“There was a lot wrong with it and it was flawed in many ways…almost nobody liked the ending.”
Not the words you would expect to hear from the chair of the judges awarding a prestigious literary prize. But that is exactly what Times columnist Matthew Parris said, after he had handed over the £25,000 cheque for the Costa Book of the Year earlier this week.
In the end, Matthew Parris explained, many great books are also flawed in their own way, saying that even Shakespeare’s play The Tempest has a bad ending.
The Today programme asked two distinguished writers, to nominate some great, but flawed, works of literature.
Moby Dick by Herman Melville. Magnificent, but it does go on… many, many whale-related digressions. Only its terrific drive and characterization carry you along.
A Tale of Two Cities by Charles Dickens.

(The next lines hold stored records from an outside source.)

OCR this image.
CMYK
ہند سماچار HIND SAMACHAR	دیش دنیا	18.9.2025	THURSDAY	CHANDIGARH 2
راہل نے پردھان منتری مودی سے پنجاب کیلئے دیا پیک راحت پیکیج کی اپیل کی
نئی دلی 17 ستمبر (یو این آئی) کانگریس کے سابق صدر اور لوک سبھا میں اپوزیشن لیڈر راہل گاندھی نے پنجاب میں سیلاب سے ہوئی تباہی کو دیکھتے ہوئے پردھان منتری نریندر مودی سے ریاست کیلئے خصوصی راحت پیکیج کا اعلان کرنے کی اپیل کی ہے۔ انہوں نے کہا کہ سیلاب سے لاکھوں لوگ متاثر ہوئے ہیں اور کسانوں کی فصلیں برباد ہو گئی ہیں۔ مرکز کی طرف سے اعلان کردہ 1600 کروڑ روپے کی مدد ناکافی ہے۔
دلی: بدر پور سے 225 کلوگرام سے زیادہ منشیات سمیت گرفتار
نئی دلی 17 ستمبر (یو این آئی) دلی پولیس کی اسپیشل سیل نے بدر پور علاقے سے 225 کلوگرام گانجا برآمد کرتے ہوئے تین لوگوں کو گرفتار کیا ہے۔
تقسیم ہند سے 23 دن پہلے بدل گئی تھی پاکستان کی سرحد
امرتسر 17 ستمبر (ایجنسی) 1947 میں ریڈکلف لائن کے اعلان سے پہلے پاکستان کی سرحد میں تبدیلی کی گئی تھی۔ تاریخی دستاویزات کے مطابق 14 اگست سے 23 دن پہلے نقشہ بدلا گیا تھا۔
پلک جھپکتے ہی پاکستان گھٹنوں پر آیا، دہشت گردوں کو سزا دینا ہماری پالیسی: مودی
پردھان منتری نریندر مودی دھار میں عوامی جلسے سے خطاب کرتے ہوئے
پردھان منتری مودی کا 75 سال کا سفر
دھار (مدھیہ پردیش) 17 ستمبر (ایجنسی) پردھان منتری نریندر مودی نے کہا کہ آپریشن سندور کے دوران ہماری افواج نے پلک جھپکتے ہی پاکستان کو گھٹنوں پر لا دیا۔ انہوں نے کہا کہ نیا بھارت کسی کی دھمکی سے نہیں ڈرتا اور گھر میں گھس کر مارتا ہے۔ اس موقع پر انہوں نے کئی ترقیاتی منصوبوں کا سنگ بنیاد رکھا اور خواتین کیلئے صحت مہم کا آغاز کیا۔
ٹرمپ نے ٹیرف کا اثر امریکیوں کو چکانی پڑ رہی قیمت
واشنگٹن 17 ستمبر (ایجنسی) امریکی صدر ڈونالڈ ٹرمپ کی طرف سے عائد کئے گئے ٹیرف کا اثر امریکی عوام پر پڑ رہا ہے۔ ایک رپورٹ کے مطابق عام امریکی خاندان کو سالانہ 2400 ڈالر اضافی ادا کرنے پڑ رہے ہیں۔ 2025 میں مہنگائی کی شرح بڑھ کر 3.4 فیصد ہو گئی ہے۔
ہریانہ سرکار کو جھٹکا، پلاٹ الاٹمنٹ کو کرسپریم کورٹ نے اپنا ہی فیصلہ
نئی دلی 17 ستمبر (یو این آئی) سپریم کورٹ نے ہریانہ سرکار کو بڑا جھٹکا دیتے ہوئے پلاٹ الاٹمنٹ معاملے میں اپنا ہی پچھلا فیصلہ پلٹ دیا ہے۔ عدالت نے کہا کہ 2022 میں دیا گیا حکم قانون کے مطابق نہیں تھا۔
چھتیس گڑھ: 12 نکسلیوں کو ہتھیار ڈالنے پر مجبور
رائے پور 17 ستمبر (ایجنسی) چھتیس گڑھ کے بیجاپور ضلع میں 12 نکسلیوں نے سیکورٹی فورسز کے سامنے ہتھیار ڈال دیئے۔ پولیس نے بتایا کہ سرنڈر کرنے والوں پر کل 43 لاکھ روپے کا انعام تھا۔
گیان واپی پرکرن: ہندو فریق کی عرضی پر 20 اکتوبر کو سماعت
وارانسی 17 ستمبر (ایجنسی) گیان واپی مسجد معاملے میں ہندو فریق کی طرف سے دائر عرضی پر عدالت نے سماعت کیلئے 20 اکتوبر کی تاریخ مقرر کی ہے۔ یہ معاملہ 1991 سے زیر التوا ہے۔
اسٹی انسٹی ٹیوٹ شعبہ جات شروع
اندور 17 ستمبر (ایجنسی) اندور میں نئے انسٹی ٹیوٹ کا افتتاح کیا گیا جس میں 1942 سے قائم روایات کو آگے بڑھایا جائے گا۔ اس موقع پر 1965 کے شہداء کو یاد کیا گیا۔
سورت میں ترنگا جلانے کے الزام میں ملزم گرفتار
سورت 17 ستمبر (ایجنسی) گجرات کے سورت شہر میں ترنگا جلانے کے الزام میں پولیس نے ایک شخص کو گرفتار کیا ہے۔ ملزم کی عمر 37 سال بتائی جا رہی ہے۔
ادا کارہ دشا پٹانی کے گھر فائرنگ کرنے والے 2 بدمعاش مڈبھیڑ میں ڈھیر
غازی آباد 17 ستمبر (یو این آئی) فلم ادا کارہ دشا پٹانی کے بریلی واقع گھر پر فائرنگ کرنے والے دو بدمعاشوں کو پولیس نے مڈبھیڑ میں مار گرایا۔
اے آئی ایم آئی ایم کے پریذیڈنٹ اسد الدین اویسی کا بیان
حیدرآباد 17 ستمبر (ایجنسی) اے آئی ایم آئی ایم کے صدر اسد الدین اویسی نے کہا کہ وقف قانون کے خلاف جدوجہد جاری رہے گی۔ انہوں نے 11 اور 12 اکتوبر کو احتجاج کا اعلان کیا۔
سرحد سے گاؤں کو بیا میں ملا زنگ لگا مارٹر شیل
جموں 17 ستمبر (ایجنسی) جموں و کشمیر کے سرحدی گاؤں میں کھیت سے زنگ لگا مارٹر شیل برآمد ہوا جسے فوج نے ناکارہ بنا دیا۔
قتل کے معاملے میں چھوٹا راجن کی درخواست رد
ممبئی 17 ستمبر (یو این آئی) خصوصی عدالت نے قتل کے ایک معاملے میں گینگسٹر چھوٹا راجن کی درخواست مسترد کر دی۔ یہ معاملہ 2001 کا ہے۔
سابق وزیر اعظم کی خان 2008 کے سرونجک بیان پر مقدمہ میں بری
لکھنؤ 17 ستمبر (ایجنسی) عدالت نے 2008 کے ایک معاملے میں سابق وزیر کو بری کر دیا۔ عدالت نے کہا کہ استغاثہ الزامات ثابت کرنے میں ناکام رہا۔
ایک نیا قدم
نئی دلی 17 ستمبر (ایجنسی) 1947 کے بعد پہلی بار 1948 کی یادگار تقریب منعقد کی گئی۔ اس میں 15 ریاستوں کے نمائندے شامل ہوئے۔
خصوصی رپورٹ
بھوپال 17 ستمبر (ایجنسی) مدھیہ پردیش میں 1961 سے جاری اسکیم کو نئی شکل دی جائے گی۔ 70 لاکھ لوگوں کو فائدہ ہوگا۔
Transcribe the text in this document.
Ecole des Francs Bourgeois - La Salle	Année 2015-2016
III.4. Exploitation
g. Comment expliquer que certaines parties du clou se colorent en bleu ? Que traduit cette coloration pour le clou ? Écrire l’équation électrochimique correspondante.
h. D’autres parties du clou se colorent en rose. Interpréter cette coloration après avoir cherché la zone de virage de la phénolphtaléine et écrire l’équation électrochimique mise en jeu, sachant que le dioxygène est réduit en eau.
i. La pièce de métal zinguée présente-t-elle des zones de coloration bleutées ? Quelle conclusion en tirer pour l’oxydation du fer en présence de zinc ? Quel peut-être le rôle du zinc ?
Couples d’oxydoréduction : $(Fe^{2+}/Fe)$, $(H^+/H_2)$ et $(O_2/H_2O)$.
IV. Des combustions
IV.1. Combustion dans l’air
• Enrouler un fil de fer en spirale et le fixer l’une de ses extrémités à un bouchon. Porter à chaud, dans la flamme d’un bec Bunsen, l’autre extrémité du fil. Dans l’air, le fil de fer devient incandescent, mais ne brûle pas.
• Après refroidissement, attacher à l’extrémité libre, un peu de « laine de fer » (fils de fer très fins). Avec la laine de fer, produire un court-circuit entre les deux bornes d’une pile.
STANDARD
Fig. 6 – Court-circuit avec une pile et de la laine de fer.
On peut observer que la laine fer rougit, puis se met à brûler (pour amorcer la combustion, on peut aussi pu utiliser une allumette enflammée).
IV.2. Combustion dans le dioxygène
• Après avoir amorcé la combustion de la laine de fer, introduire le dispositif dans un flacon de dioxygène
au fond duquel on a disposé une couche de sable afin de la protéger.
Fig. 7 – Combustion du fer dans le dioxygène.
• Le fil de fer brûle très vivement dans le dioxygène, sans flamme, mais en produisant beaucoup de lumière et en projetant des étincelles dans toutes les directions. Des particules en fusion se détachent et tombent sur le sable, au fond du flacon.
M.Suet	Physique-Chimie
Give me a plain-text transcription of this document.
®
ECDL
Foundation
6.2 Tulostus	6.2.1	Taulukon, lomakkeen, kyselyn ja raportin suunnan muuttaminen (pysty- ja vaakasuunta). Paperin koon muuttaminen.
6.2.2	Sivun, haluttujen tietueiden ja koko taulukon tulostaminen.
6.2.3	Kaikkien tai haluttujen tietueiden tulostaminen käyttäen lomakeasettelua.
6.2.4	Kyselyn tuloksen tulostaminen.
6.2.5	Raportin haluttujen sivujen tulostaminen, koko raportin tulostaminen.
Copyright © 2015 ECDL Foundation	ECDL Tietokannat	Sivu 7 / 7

That famous opening, but no one seems to remember the way Dickens goes on to hammer away at every possible subsequent variation on a theme of – it was the tallest, it was the shortest, it was the driest, it was the soggiest, it was the creamiest, it was the grittiest…
Anna Karenina by Leo Tolstoy Wonderful book, but possibly marred by all those digressions into agricultural theory and the incident when Vronsky accidentally snaps his horse – a slightly unlikely passage that no one ever seems to remember.
Catch 22 by Joseph Heller Great concepts and characters, but the humour does tend to fall into a repeating pattern.
Miss Smilla’s Feeling For Snow by Peter Høeg. Again, a fine book – the giant sea worms at the end appearing like a dead weasel on the face of a much-loved friend.